The union thus arranged, it has to be sanctified and then consummated. The service in a wedding hall (everything rented by the hour—the wedding dress, the music cassettes, the videotape, the formal Korean
hangbok
the pair wear for a photograph that is taken against an acrylic painting of a traditional background) is, except for the more devout families, perfunctory and rather mechanical, and it culminates in the pair flying off, with unimaginative inevitability, to Cheju. Once island-bound, they place themselves in the hands of one of a small army of professional icebreakers, like the ever-beaming, ever-genial, and very small Mr Chu, who has worked in Lawrence’s hotel since it opened, and who, when we met, claimed to have been vicariously responsible ‘for the deflowering of more virgins than any man in Asia’.

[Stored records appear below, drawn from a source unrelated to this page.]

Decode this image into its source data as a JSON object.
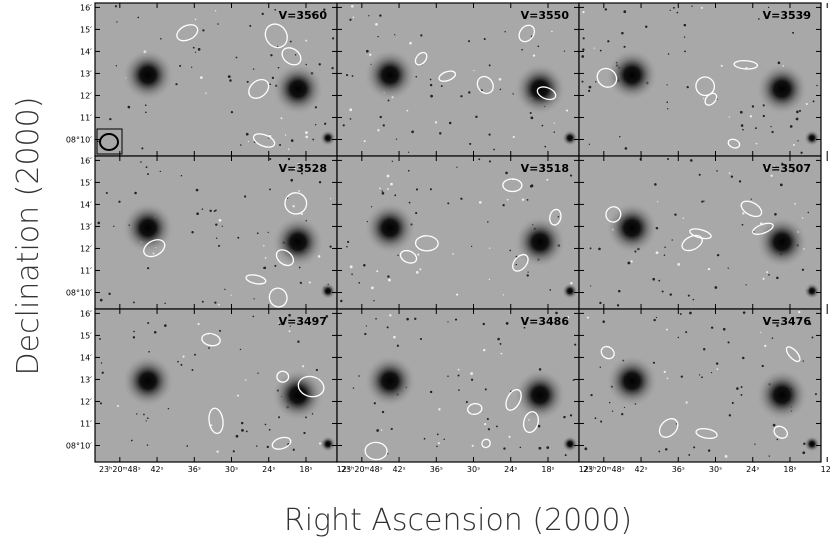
{
  "chart_data": {
    "type": "channel-maps",
    "xlabel": "Right Ascension (2000)",
    "ylabel": "Declination (2000)",
    "panels": [
      "V=3560",
      "V=3550",
      "V=3539",
      "V=3528",
      "V=3518",
      "V=3507",
      "V=3497",
      "V=3486",
      "V=3476"
    ],
    "columns": 3,
    "xlim": [
      52,
      13
    ],
    "xticks": [
      {
        "value": 48,
        "label": "23ʰ20ᵐ48ˢ"
      },
      {
        "value": 42,
        "label": "42ˢ"
      },
      {
        "value": 36,
        "label": "36ˢ"
      },
      {
        "value": 30,
        "label": "30ˢ"
      },
      {
        "value": 24,
        "label": "24ˢ"
      },
      {
        "value": 18,
        "label": "18ˢ"
      },
      {
        "value": 12,
        "label": "12ˢ"
      }
    ],
    "ylim": [
      9.25,
      16.2
    ],
    "yticks": [
      {
        "value": 10,
        "label": "08°10′"
      },
      {
        "value": 11,
        "label": "11′"
      },
      {
        "value": 12,
        "label": "12′"
      },
      {
        "value": 13,
        "label": "13′"
      },
      {
        "value": 14,
        "label": "14′"
      },
      {
        "value": 15,
        "label": "15′"
      },
      {
        "value": 16,
        "label": "16′"
      }
    ]
  }
}
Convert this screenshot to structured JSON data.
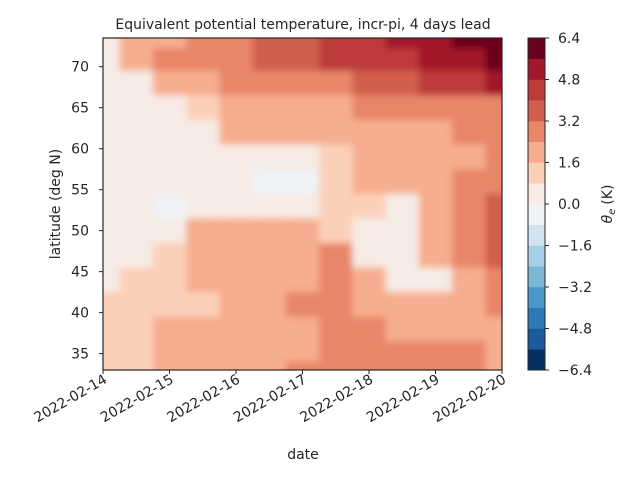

‘It is a challenge just to get these people to talk to each other. They come down here quite tired, very tense, very shy. But I have worked out a formula, and it seems to produce results.
‘In the spring season we may get two hundred couples down in a night. They’ll be here for two nights, perhaps three if their husbands have very kindly employers. Usually, though, the husband has just finished his military service, and he’s now in his first job and he doesn’t want to spoil his work record. So he’s keen to get back to his desk. It means we don’t have much time.
‘So I get them all down to the disco—they’ll have had notes
under the door telling them when to come down. We give them trays full of trinkets—loving ducks [the Asian equivalent of turtle doves], bath salts, heart-shaped cakes, and small bottles of
insam
extract, as a bit of a joke for the boys [
insam
is better known as ginseng, and the extract, a sweetish red liquid, is said to be heap good magic for a troublesome libido].
‘We play the only games they can all be certain of knowing—the games they played at school. It’s all very nostalgic for them; the men are all about twenty-six or so, the women twenty-two, and they won’t have played the games for ten years or more. But then I introduce slightly erotic forfeits—I get the girl to confess which film star she likes and why, or I get her to massage the boy’s neck, or I get the boy to drink ten sips of
soju
, so he gets a little drunk, and then I get him to sing
Arirang
or some song they all know, so they get a bit teary. By midnight they’re all in quite a sentimental mood, and the bolder couples slip away up to their rooms.
‘But there are always the problem cases. There are the girls who fall asleep at the bar because they’ve had such a long day, what with getting up at five to put on all that makeup. And there are the boys who are quite terrified of what they’ve got to do next, and they just want to stay together in the bar and get drunk. But slowly we push them all out, and by one o’clock we lock up downstairs, and take a look around to make sure no one’s lingering by the indoor waterfalls [of which the hotel has many, as well as lots of pools stuffed with sluggish, barely mobile, and very fat old carp].
‘Then, once we know they’re all in their rooms, we all go back to the office for a drink. We have a saying for what happens next. We say we’re “waiting for the earthquake”.’
The next morning the young couples, who did not appear at all sheepish, emerged and tucked into their fish and seaweed and
kimchi
breakfasts. Hundreds of taxi drivers were on hand—each man in uniform, each advertising the fact that he carried a prodigious amount of colour film and a camera, and each keen to take the new Mr and Mrs Park or Mr and Mrs Kim or Mr and Mrs Lee on a whirlwind tour of the island. The important thing
from this moment on was to go everywhere and be seen to have been everywhere, hence the cameras and the self-promoting Cartier-Bressons
manqués
who, sad to say, had each found his career prospects so limited (as he would recount in the car) that he had been forced to take this menial job of taxi driving in order to support wife, children, and family dog. The couple wouldn’t care: all they needed—and they really
needed
it—was a photographic record of the honeymoon, to fulfil the Confucian desire
to be seen to be doing the right thing
and to have proof of having done it for the elders back home.